I went through and highlighted all the main points in my copy of “Project Management for the Unofficial Project Manager” that really jive with my own experience performing Project Management in unorthodox, informal, “unofficial” environments and/or capacities.

This book is about how to get things done and done as well as possible in those circumstances…

Here is my takeaway #2 from one of the most useful/practical books in my field, “Project Management for the Unofficial Project Manager”:

2) “Now, as we research productivity in the twenty-first-century workplace, we realize that the methods and systems that “official” project managers use can fill an enormous skills gap for what has become the “unofficial” project management workforce–basically the vast majority of knowledge workers.”

(Note: This comes from the Introduction of the book.)

Ever consider yourself a knowledge worker? You have subject expertise in whatever area of work you specialize in. People resources and your knowledge are the best asset an organization has. It’s only useful if used correctly by generalist managers, however, to achieve successful knowledge management on its initiatives and projects!

Organizations advance the work and improve best practices based on lesson’s learned from project to project. Only problem is most companies rely on subject experts to perform improvement projects to take their positions, their teams, and their organizations to the next level without them having any formal training or organizational understanding of project management and how to support it. It’s best when there is a full-time project manager separate from the full-time subject area experts assigned to a project for optimal results, but with understaffed teams and the trend for Lean Operations organizations may take the risk (of stretching you too thin and dealing with more likely rework) and you may be called upon to wear both hats.

That’s why a basic understanding of professional project management is essential for you (and the organization you work for) to advance your career, your functional areas, and your organizations to the next level when given the opportunity to do so.

In the Information Age, we are all knowledge workers. We learn, adapt, and grow from the knowledge we share with one another. Whatever your subject expertise that you learned in college, technical school, growing up, or in your work experience, is your knowledge area, but that’s not all. You will need to keep learning, experiencing, and expanding on your understanding of where your growing knowledge fits into the grand scheme of things, and how to connect it together with the knowledge of other experts in their respective areas. In other words, whether or not you have gained learning in, or have a background in Project Management, at some point, and probably many times over, you will be called on to manage projects, or in the least work on many project teams.

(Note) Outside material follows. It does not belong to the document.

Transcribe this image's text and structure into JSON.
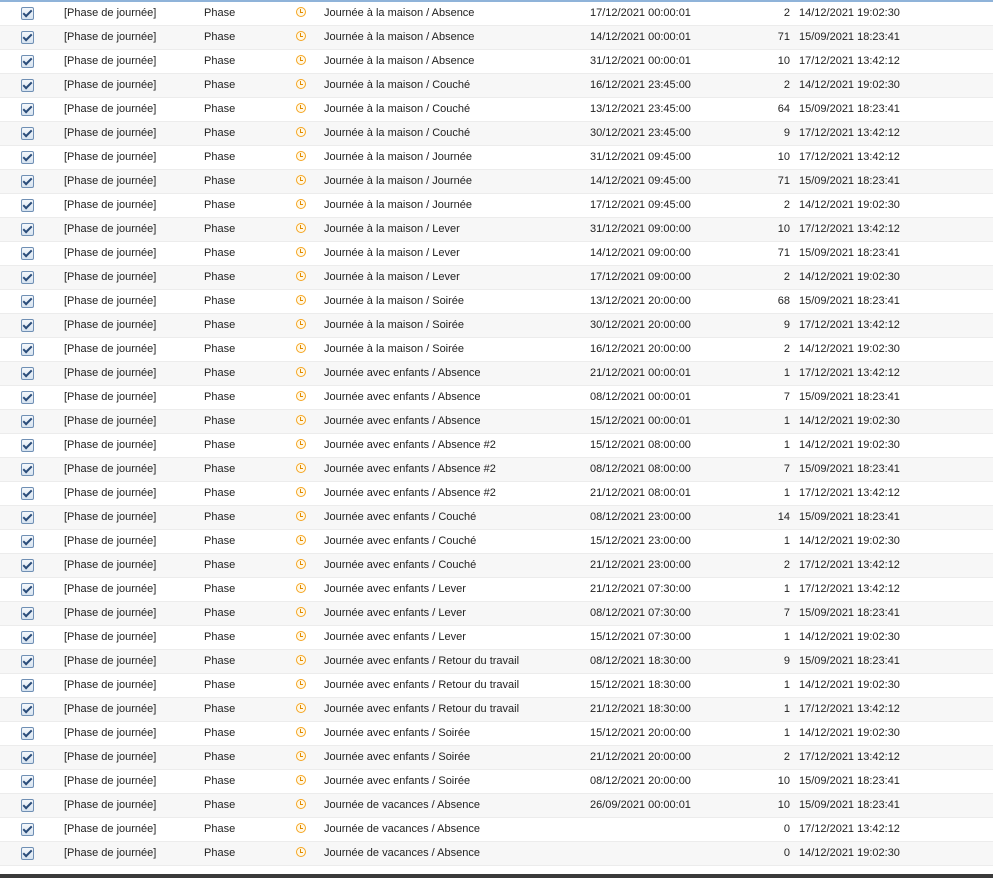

If you follow professional project management best practices you have the best chance of success. (Statistics show that 70% of projects fail, but 83% of successful projects are led by Project Management Professionals (PMPs).)

Story time: I joined a company when a major departmental project, directly related to my position, was already underway. The team had made a great decision to reconstruct a product database and start fresh. They also already named a Project Manager, the person who scoped out the need and had great intuition to suggest the team migrate the database to a clean environment. This Engineer was appointed as Team Lead to manage my data upload, entry, and construction efforts to bring the database up to par. That person was well-suited for that Lead role (as no one else had much knowledge of the intricacies of the database, or time, and how best to set it up for our current needs) but was not well-versed in project management best practices.

I had extensive subject expertise working with database information at BYU, a consistently top 5 academic library as the Cataloging Operations Manager for 9 years. But for the sake of comparison, at the library, our database was not a PLM and it was already customized for our needs and operational. We also had 70+ personnel (half subject experts and half students) in our Cataloging Department at any given moment taking on various aspects and variabilities of a much larger database. Operations practically ran itself. I was certified as a Project Management Professional (PMP) and as such had many qualifiable hours enacting other projects (some successful, some not) for other subject areas, but I lacked a lot of technical knowledge, and company and industry knowledge that presented a big picture of the new database project needs that lie ahead.

To make a long story short, until I learned the ins and outs of the database, I could not discern what data requirements were most important, nor deliver successful data. And until my colleagues were brought up to speed on proper project management methods and systems to further our cause, we could not deliver a successful project. We mismanaged that project in every way possible and the scope creep was outpacing the resources devoted to it. A couple years into the project, I was appointed Project Manager, which allowed me enough authority to make needed course altering adjustments. Once we started over with an actual agreed upon project charter, milestones, and success criteria, along with sound principles of project management to guide us along the path, we successfully made the new database operational within 1 year (Note: it had been on pace to finish in 6-8 years total).